Of Empires Forlorn is a studio album by the American doom metal band While Heaven Wept. The album was released in three different editions by three different labels. The Eibon Records version contains the instrumental track "From Empires to Oceans," while the Rage of Achilles Records and Rock Machine Records editions contain the track "In Aeturnum." The only other differences between the three are minor aspects of the front cover and the formatting of the liner notes/lyrics.
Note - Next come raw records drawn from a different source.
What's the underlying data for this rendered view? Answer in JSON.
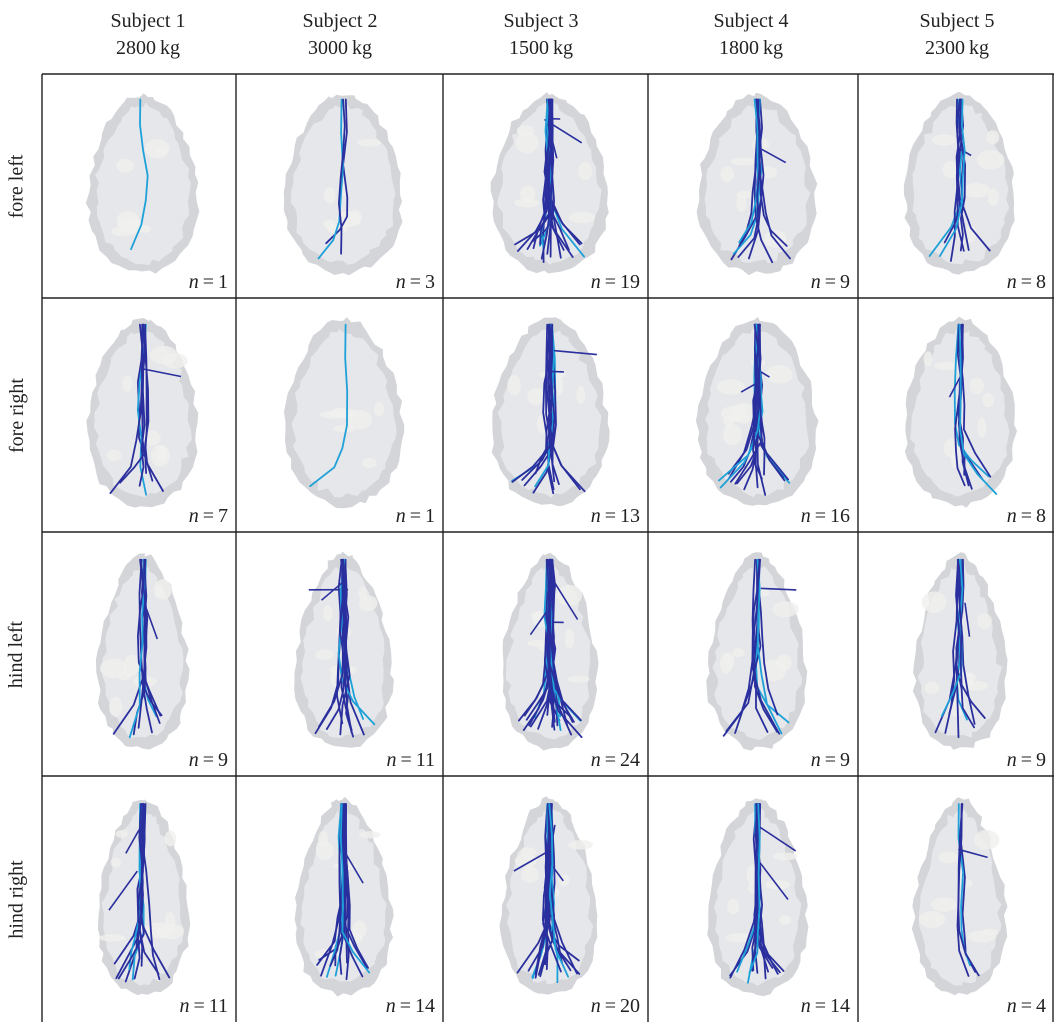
{
  "columns": [
    {
      "subject": "Subject 1",
      "mass": "2800 kg"
    },
    {
      "subject": "Subject 2",
      "mass": "3000 kg"
    },
    {
      "subject": "Subject 3",
      "mass": "1500 kg"
    },
    {
      "subject": "Subject 4",
      "mass": "1800 kg"
    },
    {
      "subject": "Subject 5",
      "mass": "2300 kg"
    }
  ],
  "rows": [
    "fore left",
    "fore right",
    "hind left",
    "hind right"
  ],
  "count_prefix": "n",
  "counts": [
    [
      1,
      3,
      19,
      9,
      8
    ],
    [
      7,
      1,
      13,
      16,
      8
    ],
    [
      9,
      11,
      24,
      9,
      9
    ],
    [
      11,
      14,
      20,
      14,
      4
    ]
  ],
  "colors": {
    "footprint_outer": "#d4d5d9",
    "footprint_inner": "#e6e7ea",
    "footprint_patch": "#f0f0ee",
    "track_dark": "#2a2f9e",
    "track_light": "#1ea0d8",
    "grid_line": "#222222"
  }
}
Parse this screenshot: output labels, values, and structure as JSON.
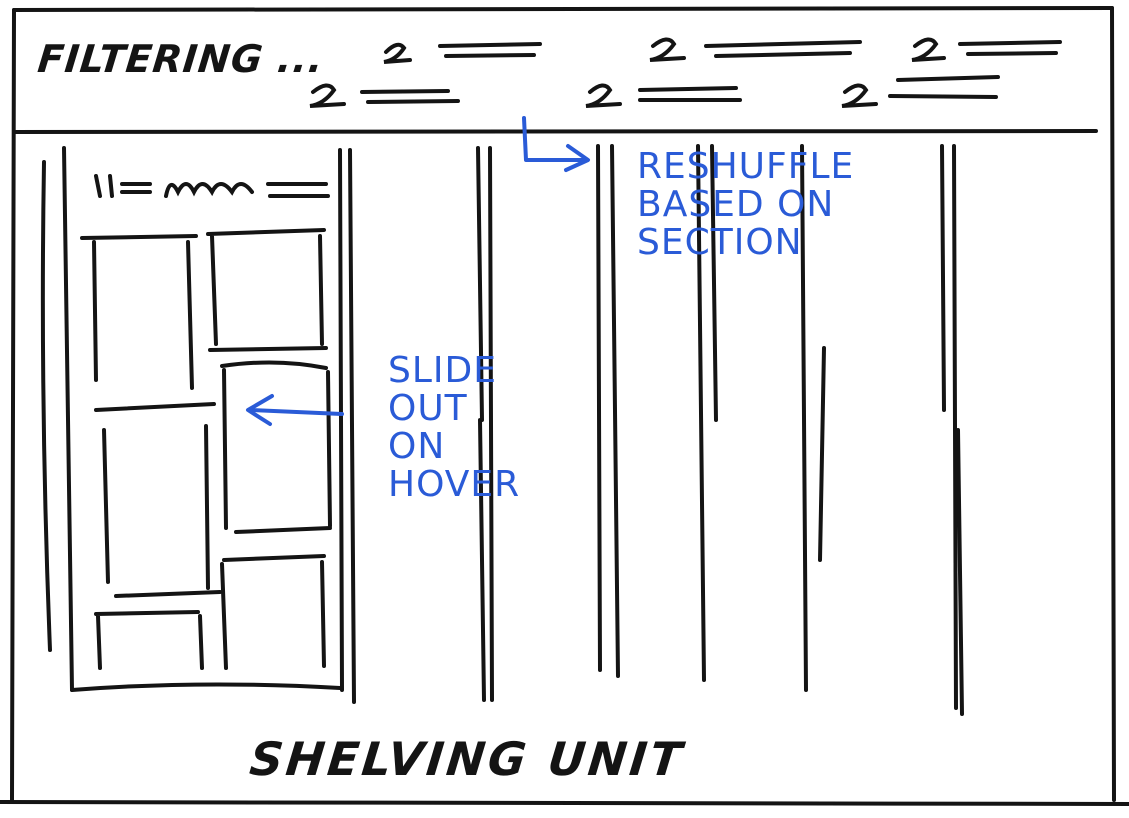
{
  "header": {
    "filter_label": "FILTERING ...",
    "filter_marker": "2"
  },
  "annotations": {
    "slide_out": [
      "SLIDE",
      "OUT",
      "ON",
      "HOVER"
    ],
    "reshuffle": [
      "RESHUFFLE",
      "BASED ON",
      "SECTION"
    ]
  },
  "footer": {
    "label": "SHELVING UNIT"
  },
  "shelf_panel": {
    "title_marker": "u="
  },
  "colors": {
    "ink": "#141414",
    "annotation": "#2a5bd7",
    "paper": "#ffffff"
  }
}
The cover is based on Gustave Doré's painting "L'Enigme".

The album was rated 3 out of 5 stars by AllMusic.

==Track listing==
1. "The Drowning Years" - 5:41
2. "Of Empires Forlorn" - 7:49
3. "Voice in the Wind" - 6:25
4. "In Aeturnum" - 7:30 (Omitted on the Eibon Records version)
5. "Soulsadness" - 7:24
6. "Epistle No. 81" - 3:24
7. "Sorrow of the Angels" - 4:47
8. "From Empires to Oceans" - 7:18 (Only on Eibon Records version)

==Credits==
- Tom Phillips - guitars, vocals, and keyboards
- Jim Hunter - bass
- Jason Gray - drums
- Scott Loose - guitars

Additional keyboards by Michelle Loose and Jake Bordnar.

Recorded at Assembly Line Studios, February 2002 - June 2003. Produced, engineered, and mixed by Kevin 131. Mastered by Bill Wolf Productions.